The sparkle is back in John Meade’s eye with his stable star having seemingly turned the corner.

Sparkling Success has been outstanding at his last two runs and the Great Southern Star winner, who seemed to have the world at his feet before injury struck in 2018, looks well placed to make some noise in Saturday’s Resimax Scotch Notch Memorial at Tabcorp Park Melton.

The nine-year-old is four starts back after a four-month spell, which Meade said was prompted by a minor injury to his tendon sheath, a break that's proven to be just what the doctor ordered.

“I tell people I’m going to be a great trainer the day I die,” Meade said of the ever-lasting learning experience. “I’m very confident now he just needed a spell in the paddock for a few months.”

Though Sparkling Success was unraced for almost 18 months after injuring a front suspensory ligament in 2018, he had little respite.

“He had a lot of work and was three-quarter fit when he finished his rehab,” Meade said. “You have to make the ligament work so it heals better, so all the experts tell me.”

His return to racing last March returned modest results for a horse of his standing, with his 10 starts producing three placings and no wins.

Then came the more minor tendon sheath injury to his back leg in October, which led to his most recent spell.

“I brought him back and he’s working like he was two-and-a-half years ago,” Meade said.

And he’s racing well to, returning with a first-up fourth placing in the Terang Cup, then breaking gait but recovering to finish with the pack in the Australian Trotting Grand Prix before a break-through win at Melton on March 6, his first in 910 days.

“I was standing just past the post and thought he lost and was waiting for the judges,” Meade said.

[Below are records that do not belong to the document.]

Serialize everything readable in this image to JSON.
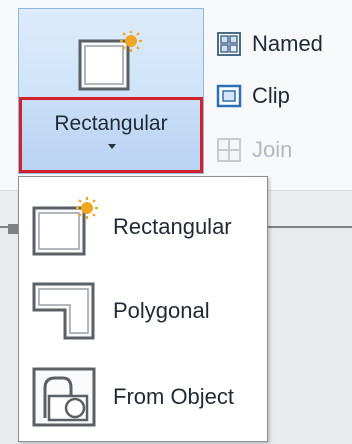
{
  "ribbon": {
    "clip_split_button": {
      "label": "Rectangular"
    },
    "small_buttons": [
      {
        "label": "Named",
        "icon": "named-view-icon",
        "enabled": true
      },
      {
        "label": "Clip",
        "icon": "clip-icon",
        "enabled": true
      },
      {
        "label": "Join",
        "icon": "join-icon",
        "enabled": false
      }
    ]
  },
  "dropdown": {
    "items": [
      {
        "label": "Rectangular",
        "icon": "rectangle-new-icon"
      },
      {
        "label": "Polygonal",
        "icon": "polygon-icon"
      },
      {
        "label": "From Object",
        "icon": "from-object-icon"
      }
    ]
  },
  "colors": {
    "highlight_border": "#d4202a",
    "button_fill": "#c4ddf6",
    "icon_star": "#f2a51f"
  }
}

“It was pretty special. There had been a lot of dreaming. I was fairly confident if I could get him back (he could win), I wouldn’t take him if I didn’t think he had any hope.”

Sparkling Success then validated his form on Sunday with a stirring performance in the Charlton Trotters Cup when he ran McLovin to within 1.5 metres from the breeze.

“I’m confident that if he had have drawn inside McLovin he would have beaten him,” Meade said. “My horse was still coming. I was at the post at Charlton and in the last 10 metres he went from behind the number to in front of the number.”

He gets another chance in Saturday night’s Group 3, with Sparkling Success drawn between Red Hot Tooth and McLovin, while Tornado Valley's scratching means Meade only has to contend with one star from Andy Gath’s stable.

“I’d really love to beat Andy’s horses, because he’s the benchmark. If you can beat Andy’s you can win anything, it’s like if you beat Richmond you can win the AFL flag.

“We’d like to see Red Hot Tooth lead and park McLovin. The one-one is where I would hope to be. There’s every chance we will get stuck in the death, but I’m not saying even then he can’t win because he still ran really well at Charlton.

“I’m just happy. You can think of a million things that could happen, and there’s probably a million and one, and that one thing that happens is that thing that you didn’t even think about.”

The Resimax Scotch Notch Memorial is race eight of an 11-race program at Tabcorp Park Melton, which also takes in Group 1s the Aldebaran Park Vicbred Platinum Home Grown Classic trotting finals for three-year-old colts and geldings and fillies.

The program also features the Group 2 City Of Melton Plate XXXII, featuring the likes of Wolf Stride, Max Delight and Fourbigmen, and the 1200m Citywide Stampede.